Many of the earliest laboratory studies of the brittle-ductile transition were on porous rocks, with a focus on the evolution of failure mode from brittle faulting to cataclastic flow with increasing pressure. Recent advances in this area are reviewed. Porosity has been demonstrated to exert critical control on the brittle-ductile transition, and its phenomenology has two common attributes. Under low confinement, brittle faulting develops as a dilatant failure mode. Under high confinement, delocalized cataclasis is accompanied by shear-enhanced compaction and strain hardening. Plasticity models such as the cap and critical state models have been developed to describe such constitutive behaviors, and many aspects of the laboratory data on porous rock have been shown to be in basic agreement. Bifurcation analysis can be used in conjunction with a constitutive model to predict the onset of strain localization, which is in qualitative agreement with the laboratory data. However, recent studies have also underscored certain complexities in the inelastic behavior and failure mode.
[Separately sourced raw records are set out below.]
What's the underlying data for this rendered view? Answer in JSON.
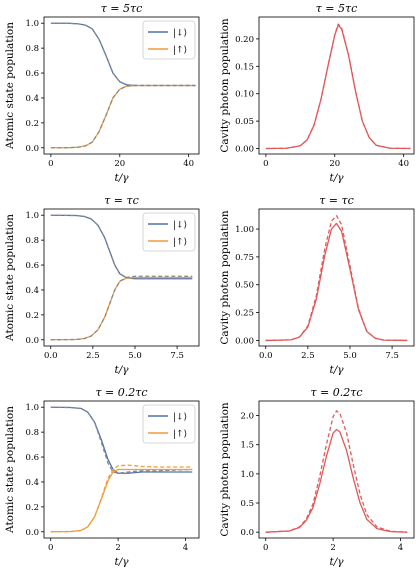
{
  "colors": {
    "blue": "#4c72b0",
    "orange": "#f39c3a",
    "red": "#e05a5a",
    "gray": "#888888"
  },
  "chart_data": [
    {
      "type": "line",
      "title": "τ = 5τc",
      "xlabel": "t/γ",
      "ylabel": "Atomic state population",
      "xlim": [
        -2,
        43
      ],
      "ylim": [
        -0.05,
        1.05
      ],
      "xticks": [
        0,
        20,
        40
      ],
      "xtick_labels": [
        "0",
        "20",
        "40"
      ],
      "yticks": [
        0,
        0.2,
        0.4,
        0.6,
        0.8,
        1.0
      ],
      "ytick_labels": [
        "0.0",
        "0.2",
        "0.4",
        "0.6",
        "0.8",
        "1.0"
      ],
      "legend": {
        "position": "top-right",
        "entries": [
          {
            "label": "|↓⟩",
            "color": "#4c72b0"
          },
          {
            "label": "|↑⟩",
            "color": "#f39c3a"
          }
        ]
      },
      "series": [
        {
          "name": "|↓⟩",
          "style": "solid",
          "color": "#4c72b0",
          "x": [
            0,
            5,
            8,
            10,
            12,
            14,
            16,
            18,
            20,
            22,
            25,
            30,
            35,
            42
          ],
          "y": [
            1.0,
            1.0,
            0.995,
            0.985,
            0.955,
            0.87,
            0.74,
            0.6,
            0.53,
            0.505,
            0.5,
            0.5,
            0.5,
            0.5
          ]
        },
        {
          "style": "dashed",
          "color": "#888888",
          "x": [
            0,
            5,
            8,
            10,
            12,
            14,
            16,
            18,
            20,
            22,
            25,
            30,
            35,
            42
          ],
          "y": [
            1.0,
            1.0,
            0.995,
            0.985,
            0.955,
            0.87,
            0.74,
            0.6,
            0.53,
            0.505,
            0.5,
            0.5,
            0.5,
            0.5
          ]
        },
        {
          "name": "|↑⟩",
          "style": "solid",
          "color": "#f39c3a",
          "x": [
            0,
            5,
            8,
            10,
            12,
            14,
            16,
            18,
            20,
            22,
            25,
            30,
            35,
            42
          ],
          "y": [
            0.0,
            0.0,
            0.005,
            0.015,
            0.045,
            0.13,
            0.26,
            0.4,
            0.47,
            0.495,
            0.5,
            0.5,
            0.5,
            0.5
          ]
        },
        {
          "style": "dashed",
          "color": "#888888",
          "x": [
            0,
            5,
            8,
            10,
            12,
            14,
            16,
            18,
            20,
            22,
            25,
            30,
            35,
            42
          ],
          "y": [
            0.0,
            0.0,
            0.005,
            0.015,
            0.045,
            0.13,
            0.26,
            0.4,
            0.47,
            0.495,
            0.5,
            0.5,
            0.5,
            0.5
          ]
        }
      ]
    },
    {
      "type": "line",
      "title": "τ = 5τc",
      "xlabel": "t/γ",
      "ylabel": "Cavity photon population",
      "xlim": [
        -2,
        43
      ],
      "ylim": [
        -0.01,
        0.24
      ],
      "xticks": [
        0,
        20,
        40
      ],
      "xtick_labels": [
        "0",
        "20",
        "40"
      ],
      "yticks": [
        0,
        0.05,
        0.1,
        0.15,
        0.2
      ],
      "ytick_labels": [
        "0.00",
        "0.05",
        "0.10",
        "0.15",
        "0.20"
      ],
      "series": [
        {
          "style": "solid",
          "color": "#e05a5a",
          "x": [
            0,
            6,
            10,
            12,
            14,
            16,
            18,
            20,
            21,
            22,
            24,
            26,
            28,
            30,
            32,
            36,
            42
          ],
          "y": [
            0,
            0.0005,
            0.005,
            0.016,
            0.043,
            0.09,
            0.15,
            0.207,
            0.225,
            0.218,
            0.17,
            0.105,
            0.05,
            0.02,
            0.006,
            0.0005,
            0
          ]
        },
        {
          "style": "dashed",
          "color": "#e05a5a",
          "x": [
            0,
            6,
            10,
            12,
            14,
            16,
            18,
            20,
            21,
            22,
            24,
            26,
            28,
            30,
            32,
            36,
            42
          ],
          "y": [
            0,
            0.0005,
            0.005,
            0.016,
            0.043,
            0.09,
            0.15,
            0.208,
            0.227,
            0.22,
            0.171,
            0.106,
            0.05,
            0.02,
            0.006,
            0.0005,
            0
          ]
        }
      ]
    },
    {
      "type": "line",
      "title": "τ = τc",
      "xlabel": "t/γ",
      "ylabel": "Atomic state population",
      "xlim": [
        -0.4,
        8.8
      ],
      "ylim": [
        -0.05,
        1.05
      ],
      "xticks": [
        0,
        2.5,
        5,
        7.5
      ],
      "xtick_labels": [
        "0.0",
        "2.5",
        "5.0",
        "7.5"
      ],
      "yticks": [
        0,
        0.2,
        0.4,
        0.6,
        0.8,
        1.0
      ],
      "ytick_labels": [
        "0.0",
        "0.2",
        "0.4",
        "0.6",
        "0.8",
        "1.0"
      ],
      "legend": {
        "position": "top-right",
        "entries": [
          {
            "label": "|↓⟩",
            "color": "#4c72b0"
          },
          {
            "label": "|↑⟩",
            "color": "#f39c3a"
          }
        ]
      },
      "series": [
        {
          "name": "|↓⟩",
          "style": "solid",
          "color": "#4c72b0",
          "x": [
            0,
            1.5,
            2.0,
            2.4,
            2.8,
            3.2,
            3.5,
            3.8,
            4.1,
            4.5,
            5.0,
            6.0,
            8.4
          ],
          "y": [
            1.0,
            0.998,
            0.99,
            0.97,
            0.92,
            0.82,
            0.71,
            0.6,
            0.53,
            0.497,
            0.49,
            0.49,
            0.49
          ]
        },
        {
          "style": "dashed",
          "color": "#888888",
          "x": [
            0,
            1.5,
            2.0,
            2.4,
            2.8,
            3.2,
            3.5,
            3.8,
            4.1,
            4.5,
            5.0,
            6.0,
            8.4
          ],
          "y": [
            1.0,
            0.998,
            0.99,
            0.97,
            0.92,
            0.82,
            0.71,
            0.6,
            0.53,
            0.5,
            0.5,
            0.5,
            0.5
          ]
        },
        {
          "name": "|↑⟩",
          "style": "solid",
          "color": "#f39c3a",
          "x": [
            0,
            1.5,
            2.0,
            2.4,
            2.8,
            3.2,
            3.5,
            3.8,
            4.1,
            4.5,
            5.0,
            6.0,
            8.4
          ],
          "y": [
            0.0,
            0.002,
            0.01,
            0.03,
            0.08,
            0.18,
            0.29,
            0.4,
            0.47,
            0.495,
            0.5,
            0.5,
            0.5
          ]
        },
        {
          "style": "dashed",
          "color": "#888888",
          "x": [
            0,
            1.5,
            2.0,
            2.4,
            2.8,
            3.2,
            3.5,
            3.8,
            4.1,
            4.5,
            5.0,
            6.0,
            8.4
          ],
          "y": [
            0.0,
            0.002,
            0.01,
            0.03,
            0.08,
            0.18,
            0.29,
            0.4,
            0.47,
            0.5,
            0.51,
            0.51,
            0.51
          ]
        }
      ]
    },
    {
      "type": "line",
      "title": "τ = τc",
      "xlabel": "t/γ",
      "ylabel": "Cavity photon population",
      "xlim": [
        -0.4,
        8.8
      ],
      "ylim": [
        -0.05,
        1.18
      ],
      "xticks": [
        0,
        2.5,
        5,
        7.5
      ],
      "xtick_labels": [
        "0.0",
        "2.5",
        "5.0",
        "7.5"
      ],
      "yticks": [
        0,
        0.25,
        0.5,
        0.75,
        1.0
      ],
      "ytick_labels": [
        "0.00",
        "0.25",
        "0.50",
        "0.75",
        "1.00"
      ],
      "series": [
        {
          "style": "solid",
          "color": "#e05a5a",
          "x": [
            0,
            1.5,
            2.0,
            2.5,
            3.0,
            3.5,
            3.9,
            4.2,
            4.5,
            5.0,
            5.5,
            6.0,
            6.5,
            7.0,
            8.4
          ],
          "y": [
            0,
            0.005,
            0.03,
            0.12,
            0.37,
            0.76,
            1.0,
            1.05,
            0.98,
            0.64,
            0.28,
            0.08,
            0.02,
            0.003,
            0
          ]
        },
        {
          "style": "dashed",
          "color": "#e05a5a",
          "x": [
            0,
            1.5,
            2.0,
            2.5,
            3.0,
            3.5,
            3.9,
            4.2,
            4.5,
            5.0,
            5.5,
            6.0,
            6.5,
            7.0,
            8.4
          ],
          "y": [
            0,
            0.005,
            0.03,
            0.13,
            0.4,
            0.82,
            1.07,
            1.12,
            1.04,
            0.67,
            0.29,
            0.08,
            0.02,
            0.003,
            0
          ]
        }
      ]
    },
    {
      "type": "line",
      "title": "τ = 0.2τc",
      "xlabel": "t/γ",
      "ylabel": "Atomic state population",
      "xlim": [
        -0.2,
        4.4
      ],
      "ylim": [
        -0.05,
        1.05
      ],
      "xticks": [
        0,
        2,
        4
      ],
      "xtick_labels": [
        "0",
        "2",
        "4"
      ],
      "yticks": [
        0,
        0.2,
        0.4,
        0.6,
        0.8,
        1.0
      ],
      "ytick_labels": [
        "0.0",
        "0.2",
        "0.4",
        "0.6",
        "0.8",
        "1.0"
      ],
      "legend": {
        "position": "top-right",
        "entries": [
          {
            "label": "|↓⟩",
            "color": "#4c72b0"
          },
          {
            "label": "|↑⟩",
            "color": "#f39c3a"
          }
        ]
      },
      "series": [
        {
          "name": "|↓⟩",
          "style": "solid",
          "color": "#4c72b0",
          "x": [
            0,
            0.6,
            0.9,
            1.1,
            1.3,
            1.5,
            1.7,
            1.85,
            2.0,
            2.3,
            2.7,
            3.2,
            4.2
          ],
          "y": [
            1.0,
            0.998,
            0.99,
            0.96,
            0.88,
            0.74,
            0.58,
            0.5,
            0.47,
            0.47,
            0.48,
            0.48,
            0.48
          ]
        },
        {
          "style": "dashed",
          "color": "#888888",
          "x": [
            0,
            0.6,
            0.9,
            1.1,
            1.3,
            1.5,
            1.7,
            1.85,
            2.0,
            2.3,
            2.7,
            3.2,
            4.2
          ],
          "y": [
            1.0,
            0.998,
            0.99,
            0.96,
            0.88,
            0.72,
            0.55,
            0.48,
            0.47,
            0.48,
            0.49,
            0.49,
            0.5
          ]
        },
        {
          "name": "|↑⟩",
          "style": "solid",
          "color": "#f39c3a",
          "x": [
            0,
            0.6,
            0.9,
            1.1,
            1.3,
            1.5,
            1.7,
            1.85,
            2.0,
            2.3,
            2.7,
            3.2,
            4.2
          ],
          "y": [
            0.0,
            0.002,
            0.01,
            0.04,
            0.12,
            0.26,
            0.41,
            0.48,
            0.5,
            0.5,
            0.5,
            0.5,
            0.5
          ]
        },
        {
          "style": "dashed",
          "color": "#f39c3a",
          "x": [
            0,
            0.6,
            0.9,
            1.1,
            1.3,
            1.5,
            1.7,
            1.85,
            2.0,
            2.3,
            2.7,
            3.2,
            4.2
          ],
          "y": [
            0.0,
            0.002,
            0.01,
            0.04,
            0.12,
            0.27,
            0.43,
            0.5,
            0.53,
            0.535,
            0.525,
            0.52,
            0.52
          ]
        }
      ]
    },
    {
      "type": "line",
      "title": "τ = 0.2τc",
      "xlabel": "t/γ",
      "ylabel": "Cavity photon population",
      "xlim": [
        -0.2,
        4.4
      ],
      "ylim": [
        -0.1,
        2.25
      ],
      "xticks": [
        0,
        2,
        4
      ],
      "xtick_labels": [
        "0",
        "2",
        "4"
      ],
      "yticks": [
        0,
        0.5,
        1.0,
        1.5,
        2.0
      ],
      "ytick_labels": [
        "0.0",
        "0.5",
        "1.0",
        "1.5",
        "2.0"
      ],
      "series": [
        {
          "style": "solid",
          "color": "#e05a5a",
          "x": [
            0,
            0.7,
            1.0,
            1.2,
            1.4,
            1.6,
            1.8,
            2.0,
            2.1,
            2.2,
            2.4,
            2.6,
            2.8,
            3.0,
            3.3,
            3.7,
            4.2
          ],
          "y": [
            0,
            0.02,
            0.08,
            0.2,
            0.42,
            0.82,
            1.3,
            1.7,
            1.76,
            1.72,
            1.4,
            0.92,
            0.5,
            0.22,
            0.06,
            0.01,
            0
          ]
        },
        {
          "style": "dashed",
          "color": "#e05a5a",
          "x": [
            0,
            0.7,
            1.0,
            1.2,
            1.4,
            1.6,
            1.8,
            2.0,
            2.1,
            2.2,
            2.4,
            2.6,
            2.8,
            3.0,
            3.3,
            3.7,
            4.2
          ],
          "y": [
            0,
            0.02,
            0.09,
            0.22,
            0.48,
            0.95,
            1.5,
            1.98,
            2.08,
            2.04,
            1.7,
            1.15,
            0.65,
            0.3,
            0.09,
            0.015,
            0
          ]
        }
      ]
    }
  ]
}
In some porous sandstones, compaction bands would develop as a localized failure mode intermediate between the end members of brittle faulting and cataclastic flow. In limestones (and selected sandstones) under relatively high confinement, cataclastic flow is accompanied first by shear-enhanced compaction which then evolves to dilatancy. Various techniques have been employed to characterize the microstructure and damage, which have elucidated the deformation mechanisms associated with the brittle-ductile transition. These observations have revealed a diversity of micromechanical processes, and fundamental differences were observed especially between sandstone and limestone with regard to inelastic compaction. Micromechanical models that have been formulated to describe these processes include the pore-emanated and sliding wing crack models in the brittle faulting regime, and the Hertzian fracture and cataclastic pore collapse models in the cataclastic flow regime. Numerical techniques based on the discrete element method have also been employed to simulate these processes. Comparison of the model predictions with laboratory and microstructural observations has provided useful insights into the mechanics of brittle-ductile transition in porous rock.